Didem ÇOKSAYAR dcoksayar@dbr.com.tr
Oluşturulma Tarihi: Aralık 08, 2004 00:38
Geçen hafta o hep korktuğum ve gördüğüm yerde hızla yanından uzaklaşmak suretiyle gaza sonuna kadar bastığım kamyonlar hakkındaki önyargılarımı hafifleten bir gerçeğin farkına vardım. Meğer onlar olmasa elimiz kolumuz bağlı kalırmışız.
Meğer ne kadar çok hayatımızın içindeymiş ve faydalı işler peşindeymiş. Hani hayata direkt girdiler vardır ya, bir de dolaylı girdiler vardır? Bazen aslında o dolaylı girdilerin payı toplam içinde direkt girdilerden daha yüksek olmasına rağmen adı dolaylı olduğu için gözükmez ya... Kamyonların ki de bu hesap. Yani otomobil direkt girdi, kamyon ise dolaylı girdi. Nedenine gelince... 18 yaşına giren herkesin hayalinde ne vardır? Otomobil ehliyeti almak ve ondan sonra otomobil sahibi olabilmek. Kimse kamyon almayı hayal etmez. Durum böyle olunca otomobil hayatımızın içindedir ve onu çok severiz. Ama aslında kamyon hayatımızın daha da çok içindeymiş. Çünkü tükettiğimiz ürünlerin tamamı bize bir kamyon vasıtasıyla ulaşıyormuş. Yani daha çok hayatımızda ama algılama olarak daha geride. Doğru ya... Bunu daha önceden nasıl tahmin edemedim. Memlekette gelişmiş bir raylı sistem ya da deniz taşımacılığı mı var? Hayır. Her şey karayolu ile taşınmıyor mu? Evet. Taşıma işini de kamyonlar yapmıyor mu? Beni bu konuda şuura erdiren kim mi oldu? Askam Otomotiv’in Genel Müdürü Çiğdem Topaloğlu. Yani bu haftaki sohbet konuğum.
Topaloğlu kamyoncu mu yoksa gerçek bir kamyon dostu mu ayırt edemiyorsunuz. Gerçi D tipi sürücü ehliyeti var.

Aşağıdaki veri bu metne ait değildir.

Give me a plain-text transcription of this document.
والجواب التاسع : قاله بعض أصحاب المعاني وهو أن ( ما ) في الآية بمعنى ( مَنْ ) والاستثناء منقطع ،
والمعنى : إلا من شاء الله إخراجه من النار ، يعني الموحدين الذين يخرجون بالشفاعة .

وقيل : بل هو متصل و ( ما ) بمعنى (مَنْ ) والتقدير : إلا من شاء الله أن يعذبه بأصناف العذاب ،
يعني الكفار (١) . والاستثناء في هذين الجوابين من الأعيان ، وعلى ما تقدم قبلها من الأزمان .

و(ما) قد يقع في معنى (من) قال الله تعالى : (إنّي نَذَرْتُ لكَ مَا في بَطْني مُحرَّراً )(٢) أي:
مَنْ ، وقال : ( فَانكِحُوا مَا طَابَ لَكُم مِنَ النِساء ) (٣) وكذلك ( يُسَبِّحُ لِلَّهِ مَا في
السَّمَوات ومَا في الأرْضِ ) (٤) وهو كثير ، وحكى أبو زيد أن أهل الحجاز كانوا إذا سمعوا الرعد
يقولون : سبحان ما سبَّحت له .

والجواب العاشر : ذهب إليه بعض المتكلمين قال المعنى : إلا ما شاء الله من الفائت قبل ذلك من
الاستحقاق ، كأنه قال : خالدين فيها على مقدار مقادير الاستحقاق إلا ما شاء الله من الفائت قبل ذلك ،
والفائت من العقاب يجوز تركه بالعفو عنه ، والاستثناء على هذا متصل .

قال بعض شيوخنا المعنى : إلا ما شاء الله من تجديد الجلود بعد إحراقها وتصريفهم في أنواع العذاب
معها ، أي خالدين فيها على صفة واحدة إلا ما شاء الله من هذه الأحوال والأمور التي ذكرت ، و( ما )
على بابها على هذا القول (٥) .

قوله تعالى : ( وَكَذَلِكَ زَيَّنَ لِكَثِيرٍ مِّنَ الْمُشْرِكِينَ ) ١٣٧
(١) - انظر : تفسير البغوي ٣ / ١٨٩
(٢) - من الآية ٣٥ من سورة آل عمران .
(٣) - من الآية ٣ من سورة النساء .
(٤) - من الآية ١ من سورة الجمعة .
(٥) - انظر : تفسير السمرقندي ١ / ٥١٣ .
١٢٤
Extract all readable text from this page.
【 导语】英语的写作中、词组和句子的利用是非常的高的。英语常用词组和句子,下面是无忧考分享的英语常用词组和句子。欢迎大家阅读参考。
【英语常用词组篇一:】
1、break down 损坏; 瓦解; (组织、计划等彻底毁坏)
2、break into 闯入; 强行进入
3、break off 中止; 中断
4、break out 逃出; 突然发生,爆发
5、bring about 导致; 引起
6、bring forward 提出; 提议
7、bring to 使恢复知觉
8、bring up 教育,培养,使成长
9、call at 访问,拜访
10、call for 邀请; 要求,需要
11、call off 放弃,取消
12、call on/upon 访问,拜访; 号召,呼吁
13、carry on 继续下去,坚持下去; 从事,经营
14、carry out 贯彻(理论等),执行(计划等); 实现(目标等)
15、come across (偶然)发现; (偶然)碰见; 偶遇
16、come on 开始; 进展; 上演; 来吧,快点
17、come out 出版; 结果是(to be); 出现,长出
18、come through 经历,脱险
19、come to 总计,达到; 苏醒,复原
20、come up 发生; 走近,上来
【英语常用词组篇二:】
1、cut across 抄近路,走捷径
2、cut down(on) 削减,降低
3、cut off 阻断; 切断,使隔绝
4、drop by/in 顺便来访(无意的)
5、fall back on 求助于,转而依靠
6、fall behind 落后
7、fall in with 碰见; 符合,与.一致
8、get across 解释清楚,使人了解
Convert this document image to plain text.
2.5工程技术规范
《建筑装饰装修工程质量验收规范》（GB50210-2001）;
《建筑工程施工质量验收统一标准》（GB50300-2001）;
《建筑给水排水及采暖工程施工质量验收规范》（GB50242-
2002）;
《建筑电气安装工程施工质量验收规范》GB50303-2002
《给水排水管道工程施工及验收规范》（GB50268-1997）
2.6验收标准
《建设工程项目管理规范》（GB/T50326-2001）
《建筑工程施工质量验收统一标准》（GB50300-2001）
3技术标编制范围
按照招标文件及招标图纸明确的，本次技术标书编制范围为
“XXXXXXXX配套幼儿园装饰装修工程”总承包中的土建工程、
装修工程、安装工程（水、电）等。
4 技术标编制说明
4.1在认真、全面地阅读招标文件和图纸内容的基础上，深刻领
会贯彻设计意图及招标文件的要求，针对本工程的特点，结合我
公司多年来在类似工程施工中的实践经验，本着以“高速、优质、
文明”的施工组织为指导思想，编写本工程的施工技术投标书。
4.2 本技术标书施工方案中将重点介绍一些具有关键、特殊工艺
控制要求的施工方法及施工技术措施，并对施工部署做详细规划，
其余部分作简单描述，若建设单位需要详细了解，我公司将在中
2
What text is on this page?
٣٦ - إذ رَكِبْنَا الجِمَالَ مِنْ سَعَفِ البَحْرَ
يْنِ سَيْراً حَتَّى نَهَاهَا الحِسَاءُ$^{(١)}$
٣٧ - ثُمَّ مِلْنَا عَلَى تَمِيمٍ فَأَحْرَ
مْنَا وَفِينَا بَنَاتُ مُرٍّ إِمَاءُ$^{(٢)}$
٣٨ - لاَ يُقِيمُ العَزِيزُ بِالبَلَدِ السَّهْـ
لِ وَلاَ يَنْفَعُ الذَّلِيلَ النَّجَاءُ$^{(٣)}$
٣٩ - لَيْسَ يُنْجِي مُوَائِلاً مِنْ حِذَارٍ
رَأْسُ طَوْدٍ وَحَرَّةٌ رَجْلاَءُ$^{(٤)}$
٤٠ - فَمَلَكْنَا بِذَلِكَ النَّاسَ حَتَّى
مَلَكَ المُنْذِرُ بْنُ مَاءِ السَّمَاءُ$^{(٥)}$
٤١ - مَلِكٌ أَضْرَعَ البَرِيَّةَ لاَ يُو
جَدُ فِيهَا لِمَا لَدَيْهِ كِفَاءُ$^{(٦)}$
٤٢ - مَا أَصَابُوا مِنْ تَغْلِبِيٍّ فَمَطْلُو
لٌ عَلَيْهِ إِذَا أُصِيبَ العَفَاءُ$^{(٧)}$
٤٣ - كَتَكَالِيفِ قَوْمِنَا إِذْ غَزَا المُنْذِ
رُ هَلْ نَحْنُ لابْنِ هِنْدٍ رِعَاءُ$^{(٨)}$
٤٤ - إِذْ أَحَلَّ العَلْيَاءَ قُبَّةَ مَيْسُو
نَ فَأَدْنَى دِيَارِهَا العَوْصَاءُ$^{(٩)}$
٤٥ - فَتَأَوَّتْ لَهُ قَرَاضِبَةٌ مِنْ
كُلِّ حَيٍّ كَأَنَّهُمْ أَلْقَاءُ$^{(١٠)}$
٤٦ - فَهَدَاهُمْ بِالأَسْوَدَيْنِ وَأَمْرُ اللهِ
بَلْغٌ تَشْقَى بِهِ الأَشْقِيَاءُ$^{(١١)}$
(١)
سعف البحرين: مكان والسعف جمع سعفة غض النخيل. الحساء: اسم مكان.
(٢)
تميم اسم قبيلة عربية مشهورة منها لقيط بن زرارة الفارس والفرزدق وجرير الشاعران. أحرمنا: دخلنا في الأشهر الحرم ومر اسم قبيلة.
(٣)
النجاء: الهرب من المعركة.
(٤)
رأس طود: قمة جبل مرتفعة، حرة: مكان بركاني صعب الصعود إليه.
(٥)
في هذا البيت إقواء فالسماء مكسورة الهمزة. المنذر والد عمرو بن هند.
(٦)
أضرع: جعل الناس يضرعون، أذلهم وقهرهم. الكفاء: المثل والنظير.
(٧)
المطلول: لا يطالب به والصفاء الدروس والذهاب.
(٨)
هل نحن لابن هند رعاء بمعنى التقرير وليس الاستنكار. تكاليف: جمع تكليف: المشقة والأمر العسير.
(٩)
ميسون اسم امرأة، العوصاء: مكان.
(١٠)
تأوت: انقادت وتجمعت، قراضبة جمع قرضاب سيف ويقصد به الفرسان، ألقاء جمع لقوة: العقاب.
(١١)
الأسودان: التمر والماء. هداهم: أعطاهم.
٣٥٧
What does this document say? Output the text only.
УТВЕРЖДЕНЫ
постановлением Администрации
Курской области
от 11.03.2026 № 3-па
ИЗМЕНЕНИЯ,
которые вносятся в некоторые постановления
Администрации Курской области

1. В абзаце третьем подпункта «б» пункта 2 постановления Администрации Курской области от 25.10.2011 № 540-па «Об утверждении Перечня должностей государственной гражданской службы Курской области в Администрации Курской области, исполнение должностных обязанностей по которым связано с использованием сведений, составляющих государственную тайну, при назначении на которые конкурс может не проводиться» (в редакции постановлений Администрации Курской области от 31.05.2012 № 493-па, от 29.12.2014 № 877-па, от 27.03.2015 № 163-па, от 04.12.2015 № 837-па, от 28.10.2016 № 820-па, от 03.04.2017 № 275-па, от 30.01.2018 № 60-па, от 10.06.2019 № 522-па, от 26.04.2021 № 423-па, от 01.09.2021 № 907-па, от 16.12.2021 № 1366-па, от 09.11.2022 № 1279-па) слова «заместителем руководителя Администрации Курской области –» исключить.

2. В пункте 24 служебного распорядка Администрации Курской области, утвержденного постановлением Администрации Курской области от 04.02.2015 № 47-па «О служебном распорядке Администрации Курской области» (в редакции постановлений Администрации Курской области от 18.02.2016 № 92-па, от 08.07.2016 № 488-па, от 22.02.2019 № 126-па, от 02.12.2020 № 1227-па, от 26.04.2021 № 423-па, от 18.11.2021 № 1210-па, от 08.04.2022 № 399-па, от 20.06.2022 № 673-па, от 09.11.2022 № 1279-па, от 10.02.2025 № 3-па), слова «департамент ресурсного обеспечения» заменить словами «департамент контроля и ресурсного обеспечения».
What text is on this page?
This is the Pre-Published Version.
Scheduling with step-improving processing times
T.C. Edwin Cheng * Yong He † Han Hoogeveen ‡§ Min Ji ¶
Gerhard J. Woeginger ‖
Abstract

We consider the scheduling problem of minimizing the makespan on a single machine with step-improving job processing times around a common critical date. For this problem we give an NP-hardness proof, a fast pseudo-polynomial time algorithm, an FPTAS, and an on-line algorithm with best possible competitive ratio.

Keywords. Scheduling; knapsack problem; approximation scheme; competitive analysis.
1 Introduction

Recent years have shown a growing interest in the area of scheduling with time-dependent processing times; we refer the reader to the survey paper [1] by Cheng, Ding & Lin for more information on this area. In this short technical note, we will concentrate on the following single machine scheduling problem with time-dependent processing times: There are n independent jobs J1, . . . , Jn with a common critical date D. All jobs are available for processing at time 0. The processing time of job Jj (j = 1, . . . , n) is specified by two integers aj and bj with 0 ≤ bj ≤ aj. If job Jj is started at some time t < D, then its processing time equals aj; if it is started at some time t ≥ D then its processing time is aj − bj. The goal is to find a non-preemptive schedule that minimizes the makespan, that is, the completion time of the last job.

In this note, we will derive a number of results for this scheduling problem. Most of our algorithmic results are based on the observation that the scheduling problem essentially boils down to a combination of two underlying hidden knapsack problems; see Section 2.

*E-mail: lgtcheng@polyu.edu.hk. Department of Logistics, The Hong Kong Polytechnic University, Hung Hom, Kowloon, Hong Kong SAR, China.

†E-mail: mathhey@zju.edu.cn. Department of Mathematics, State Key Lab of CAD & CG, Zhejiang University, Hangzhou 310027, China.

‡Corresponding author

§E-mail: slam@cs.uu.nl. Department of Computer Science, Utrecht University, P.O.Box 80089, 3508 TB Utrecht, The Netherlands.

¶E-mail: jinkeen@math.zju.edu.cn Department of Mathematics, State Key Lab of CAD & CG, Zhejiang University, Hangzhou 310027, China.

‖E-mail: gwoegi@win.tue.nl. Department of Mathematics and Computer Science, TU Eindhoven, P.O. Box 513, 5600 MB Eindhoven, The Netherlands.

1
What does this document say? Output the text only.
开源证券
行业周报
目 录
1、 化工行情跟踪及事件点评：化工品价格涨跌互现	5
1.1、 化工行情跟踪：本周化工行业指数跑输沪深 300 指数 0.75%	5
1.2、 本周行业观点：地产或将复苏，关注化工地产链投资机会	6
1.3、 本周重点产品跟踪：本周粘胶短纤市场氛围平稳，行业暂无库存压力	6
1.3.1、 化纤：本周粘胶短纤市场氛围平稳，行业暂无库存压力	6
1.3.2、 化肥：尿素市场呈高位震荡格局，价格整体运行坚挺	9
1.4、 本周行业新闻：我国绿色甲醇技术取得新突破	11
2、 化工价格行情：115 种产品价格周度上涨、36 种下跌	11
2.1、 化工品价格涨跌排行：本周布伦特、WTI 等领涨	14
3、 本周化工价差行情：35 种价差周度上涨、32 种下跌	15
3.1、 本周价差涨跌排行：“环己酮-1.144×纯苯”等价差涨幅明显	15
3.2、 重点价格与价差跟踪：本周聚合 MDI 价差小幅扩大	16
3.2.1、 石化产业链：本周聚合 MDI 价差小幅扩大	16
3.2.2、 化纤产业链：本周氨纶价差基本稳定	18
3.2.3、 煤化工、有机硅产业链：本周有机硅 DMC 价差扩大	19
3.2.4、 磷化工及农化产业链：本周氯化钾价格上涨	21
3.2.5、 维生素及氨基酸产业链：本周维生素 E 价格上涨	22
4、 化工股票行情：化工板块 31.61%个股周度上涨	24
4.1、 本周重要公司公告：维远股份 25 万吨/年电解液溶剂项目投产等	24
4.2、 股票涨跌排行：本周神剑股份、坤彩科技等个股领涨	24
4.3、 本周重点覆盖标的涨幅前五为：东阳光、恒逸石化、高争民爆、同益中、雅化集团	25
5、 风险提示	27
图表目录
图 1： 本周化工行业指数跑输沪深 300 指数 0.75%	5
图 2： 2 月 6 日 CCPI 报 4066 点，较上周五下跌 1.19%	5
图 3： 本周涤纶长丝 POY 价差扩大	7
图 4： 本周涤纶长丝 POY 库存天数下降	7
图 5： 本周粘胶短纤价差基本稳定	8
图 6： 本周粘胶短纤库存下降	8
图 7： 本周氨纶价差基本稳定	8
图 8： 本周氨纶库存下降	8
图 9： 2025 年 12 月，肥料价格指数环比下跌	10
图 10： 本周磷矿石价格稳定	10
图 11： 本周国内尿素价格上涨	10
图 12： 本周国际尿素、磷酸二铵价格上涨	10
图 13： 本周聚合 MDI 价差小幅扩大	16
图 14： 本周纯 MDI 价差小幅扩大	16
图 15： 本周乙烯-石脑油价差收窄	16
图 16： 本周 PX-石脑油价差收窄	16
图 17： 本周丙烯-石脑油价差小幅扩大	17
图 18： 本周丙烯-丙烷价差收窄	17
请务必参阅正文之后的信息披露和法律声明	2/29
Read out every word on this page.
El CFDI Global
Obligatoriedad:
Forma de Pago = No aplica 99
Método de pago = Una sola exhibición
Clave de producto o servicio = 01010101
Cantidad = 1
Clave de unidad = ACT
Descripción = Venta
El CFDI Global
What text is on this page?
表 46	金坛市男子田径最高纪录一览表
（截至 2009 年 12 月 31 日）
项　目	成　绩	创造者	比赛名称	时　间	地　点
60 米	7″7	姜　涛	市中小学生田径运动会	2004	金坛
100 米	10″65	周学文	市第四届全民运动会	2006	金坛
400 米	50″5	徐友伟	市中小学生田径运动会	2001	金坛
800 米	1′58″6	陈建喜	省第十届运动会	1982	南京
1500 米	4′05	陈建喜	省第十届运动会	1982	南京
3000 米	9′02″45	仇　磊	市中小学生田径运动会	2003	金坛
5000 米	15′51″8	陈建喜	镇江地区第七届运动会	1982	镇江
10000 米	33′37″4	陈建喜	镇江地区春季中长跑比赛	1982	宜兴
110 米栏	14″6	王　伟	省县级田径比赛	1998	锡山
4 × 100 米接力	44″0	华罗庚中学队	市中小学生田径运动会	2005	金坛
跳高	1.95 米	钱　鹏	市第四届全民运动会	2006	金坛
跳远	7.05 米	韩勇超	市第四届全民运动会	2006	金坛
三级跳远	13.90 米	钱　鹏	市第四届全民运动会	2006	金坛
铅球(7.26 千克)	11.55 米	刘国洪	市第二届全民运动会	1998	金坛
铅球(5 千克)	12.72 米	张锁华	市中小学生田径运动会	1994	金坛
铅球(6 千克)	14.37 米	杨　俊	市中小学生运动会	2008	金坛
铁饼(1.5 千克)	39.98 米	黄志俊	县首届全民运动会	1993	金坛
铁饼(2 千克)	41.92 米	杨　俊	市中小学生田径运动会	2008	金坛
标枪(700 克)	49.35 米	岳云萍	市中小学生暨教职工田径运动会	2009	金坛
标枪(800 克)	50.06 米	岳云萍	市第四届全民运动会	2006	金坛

Yani benden 1-0 önde çünkü kamyon kullanmış. Önce lastikçi şimdi de kamyoncu. 1997 yılında Satış ve Pazarlama Müdürü olarak Askam’da çalışmaya başlamış. Geçtiğimiz Eylül ayından beri de şirketin genel müdürü. Askam, Türkiye’nin ilk kamyon üreten firması. Şu Fargo ve DeSoto var ya...
Siz aslında lastikçisiniz değil mi daha öncesinden?
Evet. Ben ‘lastikçi’den hiç rahatsız olmam ama sakın bunu diş doktorların yanında siz dişçi misiniz diye sormayın çünkü bu konuya korkunç bir antipatileri var.
Bir yönetici olarak kamyonculuğu nasıl görüyorsunuz? Otomobil biraz daha elit, biraz daha elegan. Yanılıyorsam düzeltin ama kamyon bambaşka bir şey.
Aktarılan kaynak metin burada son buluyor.